The template was clearly from Aquino’s infamous P150 Disbursement Acceleration Program in 2012 and 2013, under which he hijacked budgets authorized by Congress, a part of which he used to bribe senators in Chief Justice Renato Corona’s impeachment trial as well as to distribute to his allies. Quite obviously, Aquino was confident that his anointed Mar Roxas would be the next president, so that his violation of budget laws would be buried forever.
In August 2015, less than a year after the May 2016 national elections, Aquino put his plot in motion.
Garin, the new health secretary Aquino appointed in February 2015 together with Philhealth president Alexander Padilla—appointed Bureau of Customs head in 1987 by Cory Aquino—asked the budget secretary, Abad, that “P10.6 billion unprogrammed appropriations” be used instead for three purposes.

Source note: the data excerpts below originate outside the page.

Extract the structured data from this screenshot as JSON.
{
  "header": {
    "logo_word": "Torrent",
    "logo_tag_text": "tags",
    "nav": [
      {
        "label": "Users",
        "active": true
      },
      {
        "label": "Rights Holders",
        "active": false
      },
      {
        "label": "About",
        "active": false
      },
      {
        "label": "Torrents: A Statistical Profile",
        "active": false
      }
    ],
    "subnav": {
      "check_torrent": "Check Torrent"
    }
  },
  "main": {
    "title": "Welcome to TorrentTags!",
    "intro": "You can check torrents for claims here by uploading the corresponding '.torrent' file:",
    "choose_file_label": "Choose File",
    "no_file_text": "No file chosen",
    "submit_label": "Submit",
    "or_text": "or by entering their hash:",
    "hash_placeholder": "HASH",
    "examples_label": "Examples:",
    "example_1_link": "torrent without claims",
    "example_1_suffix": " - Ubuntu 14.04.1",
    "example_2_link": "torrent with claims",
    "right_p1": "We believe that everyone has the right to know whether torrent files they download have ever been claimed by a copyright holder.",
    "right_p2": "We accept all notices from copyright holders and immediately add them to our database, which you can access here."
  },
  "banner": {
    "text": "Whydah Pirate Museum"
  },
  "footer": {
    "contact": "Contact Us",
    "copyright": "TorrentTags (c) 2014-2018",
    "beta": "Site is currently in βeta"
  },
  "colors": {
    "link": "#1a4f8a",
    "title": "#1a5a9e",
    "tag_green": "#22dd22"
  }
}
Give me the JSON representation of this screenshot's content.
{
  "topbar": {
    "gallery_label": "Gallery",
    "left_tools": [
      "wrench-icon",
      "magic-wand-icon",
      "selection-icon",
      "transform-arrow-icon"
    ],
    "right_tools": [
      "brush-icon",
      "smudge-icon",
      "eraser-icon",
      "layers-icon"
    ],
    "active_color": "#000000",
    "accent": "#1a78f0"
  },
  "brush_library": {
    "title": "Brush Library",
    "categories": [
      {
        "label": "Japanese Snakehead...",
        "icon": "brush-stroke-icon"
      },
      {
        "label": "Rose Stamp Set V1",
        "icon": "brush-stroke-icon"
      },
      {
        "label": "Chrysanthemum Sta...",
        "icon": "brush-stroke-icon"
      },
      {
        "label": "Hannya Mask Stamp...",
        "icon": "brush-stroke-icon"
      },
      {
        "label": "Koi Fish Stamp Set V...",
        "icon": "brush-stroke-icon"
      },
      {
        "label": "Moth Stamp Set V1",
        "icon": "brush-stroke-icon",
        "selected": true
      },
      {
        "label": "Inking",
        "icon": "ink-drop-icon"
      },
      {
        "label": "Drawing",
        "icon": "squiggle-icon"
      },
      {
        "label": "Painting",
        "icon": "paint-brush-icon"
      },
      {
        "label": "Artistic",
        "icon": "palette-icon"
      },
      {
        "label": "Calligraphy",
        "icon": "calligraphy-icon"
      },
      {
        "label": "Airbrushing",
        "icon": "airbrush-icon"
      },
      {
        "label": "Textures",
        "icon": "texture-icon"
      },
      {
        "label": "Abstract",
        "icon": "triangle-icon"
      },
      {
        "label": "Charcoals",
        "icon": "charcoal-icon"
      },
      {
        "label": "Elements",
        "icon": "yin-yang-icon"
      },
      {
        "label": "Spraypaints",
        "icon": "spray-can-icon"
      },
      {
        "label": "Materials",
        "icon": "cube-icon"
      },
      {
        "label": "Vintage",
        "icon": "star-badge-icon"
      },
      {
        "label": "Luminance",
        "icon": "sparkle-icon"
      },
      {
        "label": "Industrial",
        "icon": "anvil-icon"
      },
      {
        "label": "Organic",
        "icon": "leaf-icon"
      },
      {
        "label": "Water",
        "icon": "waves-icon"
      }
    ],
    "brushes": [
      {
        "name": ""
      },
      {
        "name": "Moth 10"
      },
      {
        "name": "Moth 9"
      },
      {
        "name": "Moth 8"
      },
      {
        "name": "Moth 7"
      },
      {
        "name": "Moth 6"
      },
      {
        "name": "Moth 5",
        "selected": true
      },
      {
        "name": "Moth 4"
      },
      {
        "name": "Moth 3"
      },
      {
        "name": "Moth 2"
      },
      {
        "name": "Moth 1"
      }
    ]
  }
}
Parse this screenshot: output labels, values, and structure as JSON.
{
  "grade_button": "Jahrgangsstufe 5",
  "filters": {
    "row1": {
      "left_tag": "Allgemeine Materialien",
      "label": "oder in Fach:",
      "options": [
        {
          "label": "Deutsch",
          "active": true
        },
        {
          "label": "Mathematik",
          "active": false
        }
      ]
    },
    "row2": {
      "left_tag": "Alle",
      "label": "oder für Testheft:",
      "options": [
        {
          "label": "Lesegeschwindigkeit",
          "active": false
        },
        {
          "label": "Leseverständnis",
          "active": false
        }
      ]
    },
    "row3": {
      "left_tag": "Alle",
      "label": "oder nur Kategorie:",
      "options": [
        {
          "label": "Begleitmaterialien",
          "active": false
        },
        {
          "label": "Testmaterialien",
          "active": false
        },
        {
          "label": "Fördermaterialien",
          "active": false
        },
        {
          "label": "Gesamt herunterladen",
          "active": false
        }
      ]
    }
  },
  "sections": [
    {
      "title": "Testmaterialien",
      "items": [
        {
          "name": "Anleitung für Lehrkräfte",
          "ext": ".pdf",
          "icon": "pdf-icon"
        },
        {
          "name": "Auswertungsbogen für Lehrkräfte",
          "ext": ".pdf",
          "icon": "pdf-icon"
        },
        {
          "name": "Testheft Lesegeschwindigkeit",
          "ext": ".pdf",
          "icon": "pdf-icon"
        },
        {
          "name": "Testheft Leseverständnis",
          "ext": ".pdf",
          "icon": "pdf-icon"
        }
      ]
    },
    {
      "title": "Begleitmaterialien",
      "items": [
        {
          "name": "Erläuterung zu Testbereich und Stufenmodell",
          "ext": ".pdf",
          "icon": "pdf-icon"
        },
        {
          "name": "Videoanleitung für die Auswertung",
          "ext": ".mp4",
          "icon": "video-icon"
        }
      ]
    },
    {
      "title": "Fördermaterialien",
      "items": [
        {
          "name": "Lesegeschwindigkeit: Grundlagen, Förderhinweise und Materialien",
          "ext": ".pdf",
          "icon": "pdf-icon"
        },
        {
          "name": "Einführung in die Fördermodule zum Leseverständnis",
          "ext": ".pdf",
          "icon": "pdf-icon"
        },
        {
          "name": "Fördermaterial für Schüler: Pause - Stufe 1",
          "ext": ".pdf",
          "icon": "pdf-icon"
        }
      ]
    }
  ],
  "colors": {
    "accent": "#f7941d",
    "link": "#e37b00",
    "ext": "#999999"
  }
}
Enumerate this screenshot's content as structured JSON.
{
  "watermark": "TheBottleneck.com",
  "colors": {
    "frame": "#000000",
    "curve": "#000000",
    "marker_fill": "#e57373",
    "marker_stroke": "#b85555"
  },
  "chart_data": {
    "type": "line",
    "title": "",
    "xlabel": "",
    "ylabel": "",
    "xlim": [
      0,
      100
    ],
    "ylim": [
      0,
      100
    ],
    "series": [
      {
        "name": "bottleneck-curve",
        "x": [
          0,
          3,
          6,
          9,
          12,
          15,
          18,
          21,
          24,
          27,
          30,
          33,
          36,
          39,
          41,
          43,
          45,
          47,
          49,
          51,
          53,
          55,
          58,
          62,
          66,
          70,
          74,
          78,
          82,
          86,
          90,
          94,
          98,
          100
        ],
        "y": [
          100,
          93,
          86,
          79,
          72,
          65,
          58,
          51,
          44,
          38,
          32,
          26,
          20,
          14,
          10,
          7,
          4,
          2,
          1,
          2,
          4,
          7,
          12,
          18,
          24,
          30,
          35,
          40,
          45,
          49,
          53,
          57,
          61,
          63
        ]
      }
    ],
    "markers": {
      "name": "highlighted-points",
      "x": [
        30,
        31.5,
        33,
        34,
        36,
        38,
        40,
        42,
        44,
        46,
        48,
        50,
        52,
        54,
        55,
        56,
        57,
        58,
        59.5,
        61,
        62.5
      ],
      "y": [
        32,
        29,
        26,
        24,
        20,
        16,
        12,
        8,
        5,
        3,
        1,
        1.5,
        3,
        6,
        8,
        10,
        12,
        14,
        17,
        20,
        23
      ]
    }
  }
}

These were the construction of 4,000 “TSeKap health stations” all over the country; equipment for barangay health stations; and “infrastructure upgrading and equipment provision” for rural health units. Anyone familiar with corruption in the Philippines would see that such projects are the easiest for the corrupt to make money out of, as they are difficult to monitor.
To this day, there has been no official report or audit if the P10.6 billion was indeed used for the purposes indicated.
There have been reports though that less than 10 percent of the health stations were constructed, even as the contractors had already received the funds for these. In December 2016, a resolution was filed in the House of Representatives by two congressmen asking for an investigation of the program to build these heath stations. For some unknown reason, the investigation was aborted.
There has been no report if Philhealth ever received P10.6 billion to fund what was calculated as the money needed to cover senior citizens’ insurance premiums in 2015.
A source claimed it wasn’t. He explained that obviously the Aquino gang decided to ignore actuarial calculations that this money was needed.
Eddie Dorotan, a former mayor of a Bicol town who still is a board member representing local chief executives, was quoted in March 2016 in the local newspaper Bicol Today that Philhealth was in dire financial straits. However, then Philhealth CEO Padilla in an interview with CNN Philippines claimed that this was false, and that the state firm’s reserve funds were at a healthy P128 billion level in 2015.
Blogger Rafael Nieto—who broke the story on the hijacking of senior citizens’ funds—reported that in a presentation made early last year to the Philhealth board by director Anthony Leachon (who represents the Bangko Sentral ng Pilipinas), three different financial and actuarial projections showed that the firm would run out of reserves by the middle of this year.
If that happens, Philhealth won’t be able to pay the hospitals that have been providing medical services to senior citizens. The hospitals won’t have any option but to stop doing so, endangering the lives of vulnerable senior citizens.
Obviously the Aquino administration’s gang of three, as they did in the case of the Dengvaxia debacle, had absolutely no compunction about risking the lives of millions of Filipinos.
* I—and the nation—owe blogger Rey Joseph Nieto for breaking this Philhealth controversy in his popular blog Thinking Pinoy. I acquired several of the documents he cited, and verified his report, from my sources whom I am uncertain if they also his sources.